At present approximately US$2.7 billion worth of e-commerce transactions are conducted every day, 133 million hours of YouTube videos are watched, 2.7 billion photos are posted and 328 million apps are downloaded. Moreover, 700,000 new internet users are added every day. Looking ahead to 2021, Ericsson predicts that there will be 6.4 billion smart phone subscriptions, 9.1 billion mobile subscriptions, of which 7.7 billion will be mobile broadband subscriptions. The main driver of traffic from now onwards will be video, which will increase 14-fold from current levels. By region, the Asia Pacific region will see the highest rate of growth.

While Long Term Evolution (LTE or 4G) will see the highest growth rate over the next six years, WCDMA/HSPA (3G) will also continue to rise while GSM (2G) will gradually decline but remain part of the subscription mix for less-developed countries and users. According to Olsson, 5G will take some more time to develop and is not likely to be widely available until around 2020. After that, he estimated that it would take another five years to become mainstream. The main reason holding up a faster roll-out of 5G technology is standardization, more specifically, the difficulty in reaching consensus on standardisation among the various stakeholders.The next few years will see a large increase in the number of networked things. According to Olsson, wherever there is a benefit or a good business case for things to be connected they will be. Everything from cars to appliances to pets could be connected to the cloud and other devices.

Mobility, broadband and cloud computing are enabling a new era that is disrupting a number of industries. For examples Uber has disrupted taxi services, Airbnb is challenging accommodation providers while Coursera is challenging traditional education models. We are just beginning to realise the potential opportunities of the new era. According to Ericsson's Mobility Report, the number of connected devices will rise to 28 billion by 2020. While the number of mobile phones, PCs and tablets will not rise by much, machine-to-machine (M2M) connected devices will see the sharpest growth (up almost five-fold between 2015 and 2021 to 10.7 billion devices). According to Olsson, South Korea has the highest penetration of 4G subscribers (75% of the population) and the best 4G infrastructure while Taiwan has the highest consumption of data.

5G will bring great opportunities.
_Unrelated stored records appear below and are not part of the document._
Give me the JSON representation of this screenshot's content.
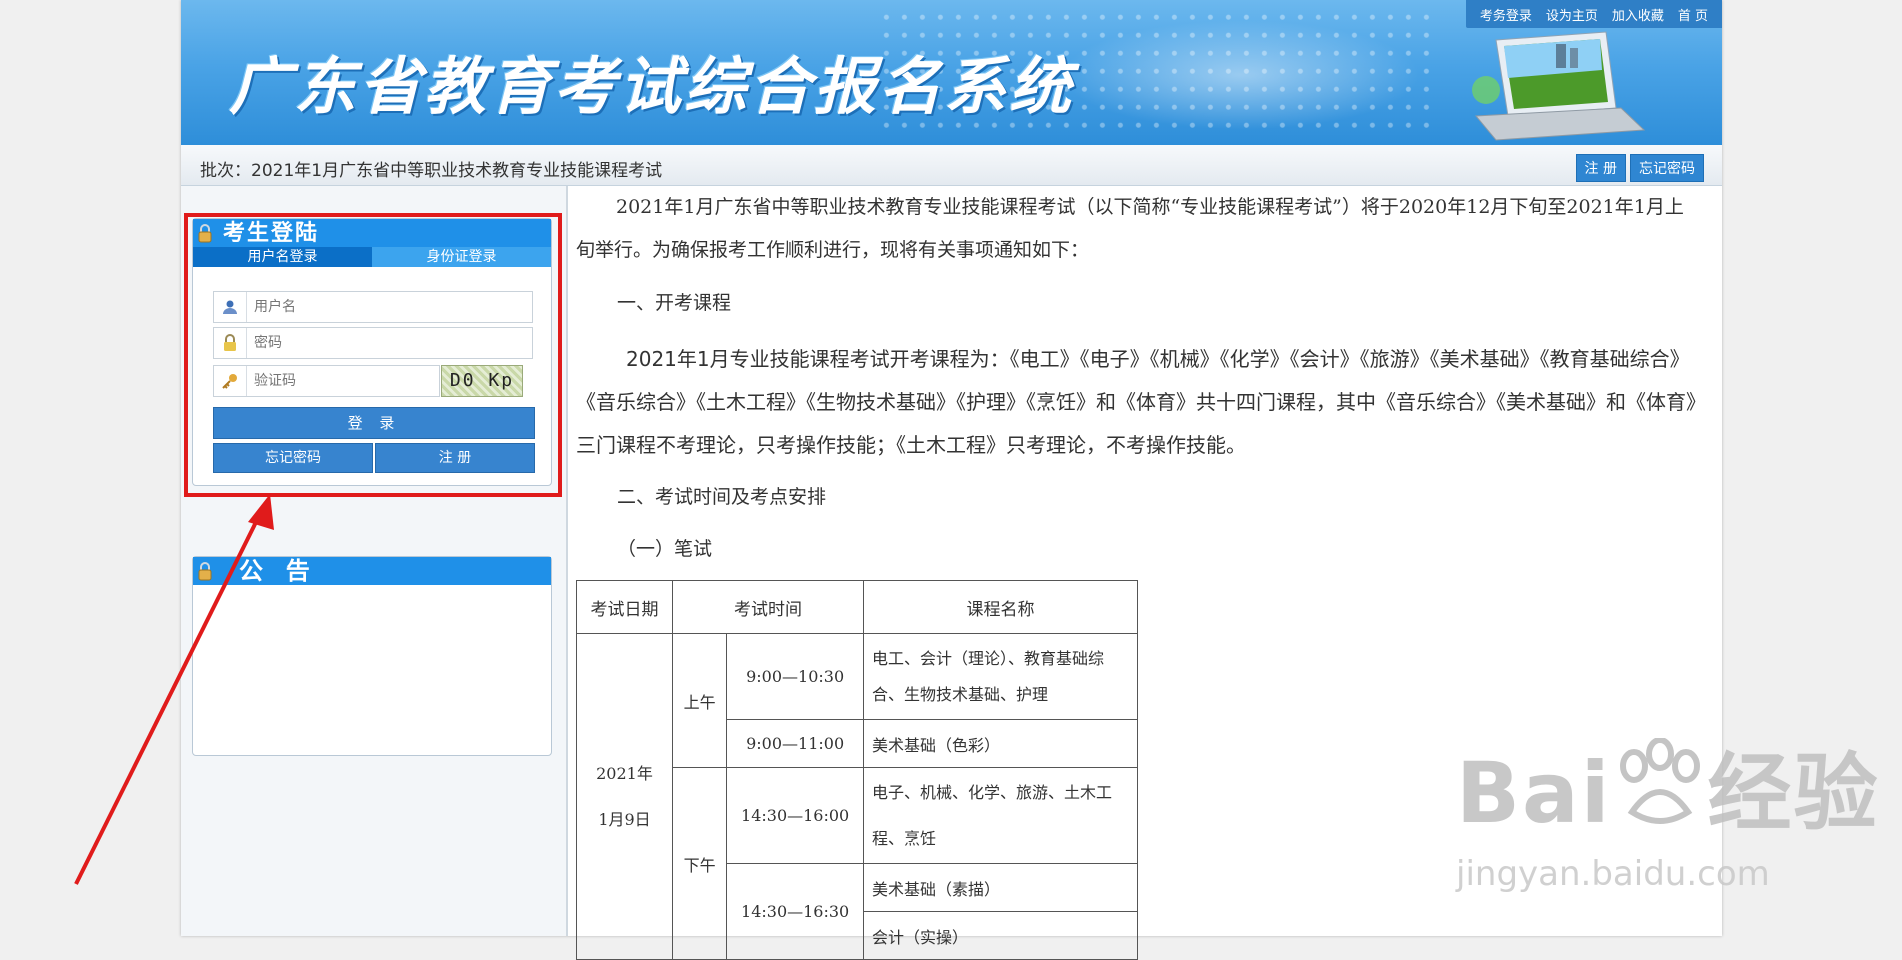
{
  "header": {
    "site_title": "广东省教育考试综合报名系统",
    "top_links": [
      "考务登录",
      "设为主页",
      "加入收藏",
      "首 页"
    ]
  },
  "batch": {
    "text": "批次：2021年1月广东省中等职业技术教育专业技能课程考试",
    "register_label": "注 册",
    "forgot_label": "忘记密码"
  },
  "login": {
    "heading": "考生登陆",
    "tabs": [
      "用户名登录",
      "身份证登录"
    ],
    "username_placeholder": "用户名",
    "password_placeholder": "密码",
    "captcha_placeholder": "验证码",
    "captcha_text": "D0 Kp",
    "login_label": "登 录",
    "forgot_label": "忘记密码",
    "register_label": "注 册"
  },
  "notice": {
    "heading": "公  告"
  },
  "content": {
    "intro": "2021年1月广东省中等职业技术教育专业技能课程考试（以下简称“专业技能课程考试”）将于2020年12月下旬至2021年1月上旬举行。为确保报考工作顺利进行，现将有关事项通知如下：",
    "section1": "一、开考课程",
    "courses": "2021年1月专业技能课程考试开考课程为：《电工》《电子》《机械》《化学》《会计》《旅游》《美术基础》《教育基础综合》《音乐综合》《土木工程》《生物技术基础》《护理》《烹饪》和《体育》共十四门课程，其中《音乐综合》《美术基础》和《体育》三门课程不考理论，只考操作技能；《土木工程》只考理论，不考操作技能。",
    "section2": "二、考试时间及考点安排",
    "sub1": "（一）笔试",
    "table": {
      "headers": [
        "考试日期",
        "考试时间",
        "课程名称"
      ],
      "date": "2021年\n1月9日",
      "am": "上午",
      "pm": "下午",
      "rows": [
        {
          "time": "9:00—10:30",
          "course": "电工、会计（理论）、教育基础综合、生物技术基础、护理"
        },
        {
          "time": "9:00—11:00",
          "course": "美术基础（色彩）"
        },
        {
          "time": "14:30—16:00",
          "course": "电子、机械、化学、旅游、土木工程、烹饪"
        },
        {
          "time": "14:30—16:30",
          "course": "美术基础（素描）"
        },
        {
          "time": "",
          "course": "会计（实操）"
        }
      ]
    }
  },
  "watermark": {
    "brand": "Bai",
    "brand2": "经验",
    "url": "jingyan.baidu.com"
  },
  "colors": {
    "accent": "#2f86d2",
    "highlight": "#e01b1b"
  }
}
The increased efficiency and ultra-fast communication of 5G will enable, for example automated platooning (automated driving of several vehicles in convoy with very small gaps between vehicles), remote control of machinery (to be used for example in mines to eliminate the need for people doing dangerous jobs), intelligent logistics, road assistance, connected vehicles and goods tracking.
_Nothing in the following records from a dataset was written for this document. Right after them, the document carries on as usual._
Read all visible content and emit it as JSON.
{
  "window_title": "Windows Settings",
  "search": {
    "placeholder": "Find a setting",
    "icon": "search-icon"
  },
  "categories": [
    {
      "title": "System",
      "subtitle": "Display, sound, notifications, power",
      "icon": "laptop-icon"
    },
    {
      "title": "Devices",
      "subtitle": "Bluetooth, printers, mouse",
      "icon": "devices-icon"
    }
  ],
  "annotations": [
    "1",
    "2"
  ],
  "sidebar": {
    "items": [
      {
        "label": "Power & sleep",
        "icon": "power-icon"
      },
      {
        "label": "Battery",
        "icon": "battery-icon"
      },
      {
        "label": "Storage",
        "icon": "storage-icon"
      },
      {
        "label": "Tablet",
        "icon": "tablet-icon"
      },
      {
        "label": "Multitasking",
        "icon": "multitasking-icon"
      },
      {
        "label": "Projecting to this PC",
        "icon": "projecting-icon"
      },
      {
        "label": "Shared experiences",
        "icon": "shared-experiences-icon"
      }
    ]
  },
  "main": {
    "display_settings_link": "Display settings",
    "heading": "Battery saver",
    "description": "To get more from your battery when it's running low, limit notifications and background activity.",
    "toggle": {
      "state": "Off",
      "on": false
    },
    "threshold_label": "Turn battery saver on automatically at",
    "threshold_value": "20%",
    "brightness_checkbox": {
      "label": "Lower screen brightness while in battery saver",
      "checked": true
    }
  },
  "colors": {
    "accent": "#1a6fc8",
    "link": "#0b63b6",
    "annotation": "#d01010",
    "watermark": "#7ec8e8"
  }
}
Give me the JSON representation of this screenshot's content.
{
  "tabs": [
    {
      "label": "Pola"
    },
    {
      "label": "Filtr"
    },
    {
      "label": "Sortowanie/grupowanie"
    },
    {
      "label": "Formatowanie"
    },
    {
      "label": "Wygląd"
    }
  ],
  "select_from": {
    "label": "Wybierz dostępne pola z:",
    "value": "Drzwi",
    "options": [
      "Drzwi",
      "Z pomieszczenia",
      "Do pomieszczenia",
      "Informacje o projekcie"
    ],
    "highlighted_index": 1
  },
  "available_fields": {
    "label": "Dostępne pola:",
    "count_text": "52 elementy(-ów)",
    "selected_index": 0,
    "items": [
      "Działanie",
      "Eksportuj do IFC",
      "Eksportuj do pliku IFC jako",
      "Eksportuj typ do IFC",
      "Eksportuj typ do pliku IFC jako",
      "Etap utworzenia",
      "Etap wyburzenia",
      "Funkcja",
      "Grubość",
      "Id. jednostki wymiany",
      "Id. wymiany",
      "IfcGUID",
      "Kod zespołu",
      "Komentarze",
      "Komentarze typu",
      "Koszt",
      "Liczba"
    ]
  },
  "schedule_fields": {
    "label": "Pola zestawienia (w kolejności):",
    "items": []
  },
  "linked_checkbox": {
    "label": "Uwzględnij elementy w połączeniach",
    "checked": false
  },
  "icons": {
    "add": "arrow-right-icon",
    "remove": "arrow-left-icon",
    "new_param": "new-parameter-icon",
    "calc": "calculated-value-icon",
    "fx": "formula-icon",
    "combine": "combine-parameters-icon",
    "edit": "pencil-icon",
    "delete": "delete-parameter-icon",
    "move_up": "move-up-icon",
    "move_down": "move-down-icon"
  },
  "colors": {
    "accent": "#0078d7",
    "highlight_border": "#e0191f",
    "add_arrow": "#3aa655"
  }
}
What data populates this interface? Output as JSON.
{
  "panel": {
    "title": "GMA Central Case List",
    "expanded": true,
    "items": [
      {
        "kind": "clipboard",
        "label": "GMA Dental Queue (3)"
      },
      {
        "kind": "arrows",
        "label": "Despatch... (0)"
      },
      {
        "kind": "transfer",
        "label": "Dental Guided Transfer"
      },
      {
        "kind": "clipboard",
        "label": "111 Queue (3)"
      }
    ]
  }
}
While the future is bright, there are many challenges to overcome. Industry performance requirements cannot be met with 4G technology. 5G requirements are extreme and diverse. For example, according to Olsson, for connected vehicles to work safely, much faster speeds (throughput and latency of 10-100 times faster) are needed. In addition, energy demands will need to be cut to a fraction of current levels while battery life will need to be increased 10-fold. Moreover, with a ten-to-one-hundred-fold increase in the number of devices and a 1,000-fold increase in the amount of data generated, much larger, more dynamic and secure networks and data centres will be needed to store and process data.